Just add 50 dollars on to every mount. The number of mounts will drop of but you will make more money. If you raise your prices and still get more than you can handle the you might want to hire someone part-time. Then you will start him out at minimum wage and skinning, fleshing, preping forms, stuff that will make you faster and save you time.You will still be putting out you quality of work and not relieing on somebodyelse to do your quality. If you hire somebody and train them to mount ; in two years they will open there own shop. Teach them just enough to help you.


This response submitted by Crusty on 10/19/05 at 12:53 PM. ( )

Can work on your premesis, BUT, they have to have their own business license, carry their own insurance, and rent space from you.....


This response submitted by Gene on 10/19/05 at 2:22 PM. ( bremmers@midwestinfo.com )

I agree with Crusty, I am one of those OLD workmans comp Auditors/Inspectors. A sub contractor must (at least in Minnesota) have his own License, hang out a shingle so to speak, be known to be in the taxidermy business on his own. Have a Federal and State ID and file those taxes or estimates there on. Carry his own insurance and on and on.
Many businesses try to go the sub route, such as body shops, beauticians, repair shops and when a claim happens (they get hurt) guess what! Yep, they file a claim against you, and then you don't have workmans comp, you give him your business.

Good Luck



This response submitted by Crusty on 10/19/05 at 3:31 PM. ( )

do this on a regular basis. My wife is a beautician. She rents space from the salon owner, carries her own insurance, business license etc etc... Quite common.......

I'm With Craig.....

This response submitted by Old Fart on 10/19/05 at 3:52 PM. ( )

....RAISE your prices first! Since we don't know what you are charging, your prices may be an indication of why you are being overwhelmed. The only taxidermists with employees that I know are on the upper end of the price scale and usually at the very top. If this is you, consider the employees. If it isn't you, you'll never make it with employees, because you aren't charging enough.

Old Fart

This response submitted by Bob on 10/19/05 at 9:37 PM. ( )

I still have a little flexibility to move up on my prices. I am currently at $400 on a whitetail shoulder mount, the average in the area is just under that and a few are upwards to $500. I appreciate everyones input so far, its good to know info about sub-contractors. How many of you are utilizing sub-contractors versus employees?

Hey Bob...

This response submitted by dixiechick on 10/20/05 at 6:41 PM. ( )

...Does your wife work with you in the shop?--If she does, I'd say you've already got your first employee(if not a partner-as it should be)-DC

No she does not!

This response submitted by Bob on 10/20/05 at 9:00 PM. ( )

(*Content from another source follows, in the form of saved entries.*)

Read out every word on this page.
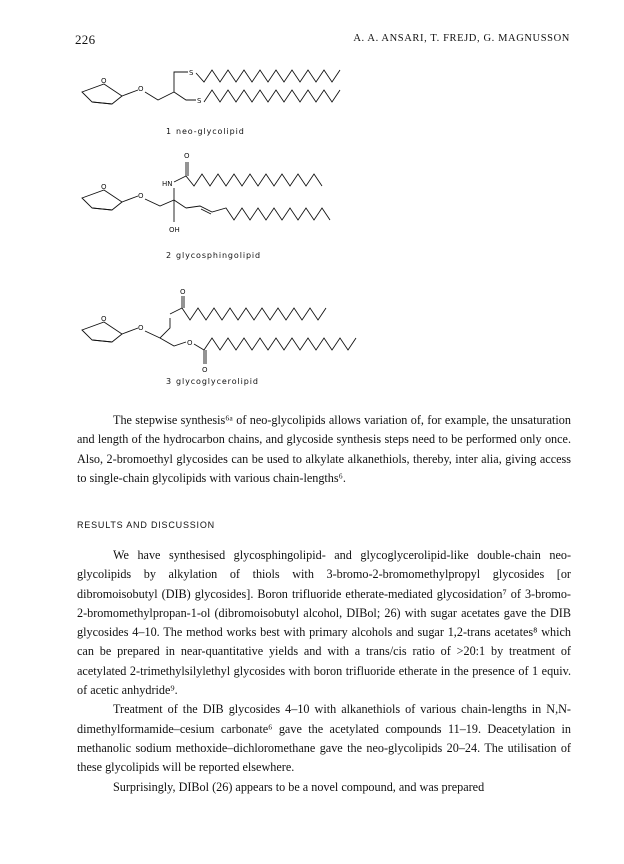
226	A. A. ANSARI, T. FREJD, G. MAGNUSSON
O
O
S
S
1 neo-glycolipid
O
O
HN
O
OH
2 glycosphingolipid
O
O
O
O
O
3 glycoglycerolipid

The stepwise synthesis⁶ᵃ of neo-glycolipids allows variation of, for example, the unsaturation and length of the hydrocarbon chains, and glycoside synthesis steps need to be performed only once. Also, 2-bromoethyl glycosides can be used to alkylate alkanethiols, thereby, inter alia, giving access to single-chain glycolipids with various chain-lengths⁶.

RESULTS AND DISCUSSION

We have synthesised glycosphingolipid- and glycoglycerolipid-like double-chain neo-glycolipids by alkylation of thiols with 3-bromo-2-bromomethylpropyl glycosides [or dibromoisobutyl (DIB) glycosides]. Boron trifluoride etherate-mediated glycosidation⁷ of 3-bromo-2-bromomethylpropan-1-ol (dibromoisobutyl alcohol, DIBol; 26) with sugar acetates gave the DIB glycosides 4–10. The method works best with primary alcohols and sugar 1,2-trans acetates⁸ which can be prepared in near-quantitative yields and with a trans/cis ratio of >20:1 by treatment of acetylated 2-trimethylsilylethyl glycosides with boron trifluoride etherate in the presence of 1 equiv. of acetic anhydride⁹.

Treatment of the DIB glycosides 4–10 with alkanethiols of various chain-lengths in N,N-dimethylformamide–cesium carbonate⁶ gave the acetylated compounds 11–19. Deacetylation in methanolic sodium methoxide–dichloromethane gave the neo-glycolipids 20–24. The utilisation of these glycolipids will be reported elsewhere.

Surprisingly, DIBol (26) appears to be a novel compound, and was prepared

She teaches so I guess she is doing her part by providing our insurance. Usually if she comes in the shop, her hand is stretched out for $. Besides, the stress level is enough as is. I could only wish that she was interested in some of this. Thanks for the suggestion though. I have a 9 year old boy that may help me some day, but I don't think it will be soon enough.


This response submitted by Old Fart on 10/21/05 at 10:08 AM. ( )

I sub my waterfowl out to a wholesaler, that I know and trust. And I do wholesale fish for a few people who don't like doing fish. I probably pay for for my wholesale waterfowl and get more for my wholesale fish than a lot of taxidermists get retail. I'd suggest you explore that route first.

As far as your price goes, when you're at the top end and still have too much work, then it will be time to consider the employee. The way I see it now, you're making your costs and getting a decent wage, BUT there is absolutely NO PRIFIT in your deer heads. That's what it takes to pay employees. And remember this, whatever the actual hourly wage, it costs you 2-3 tmes as much. That's one of the reasons Walmart has sooooooo many part time employees and very few full time.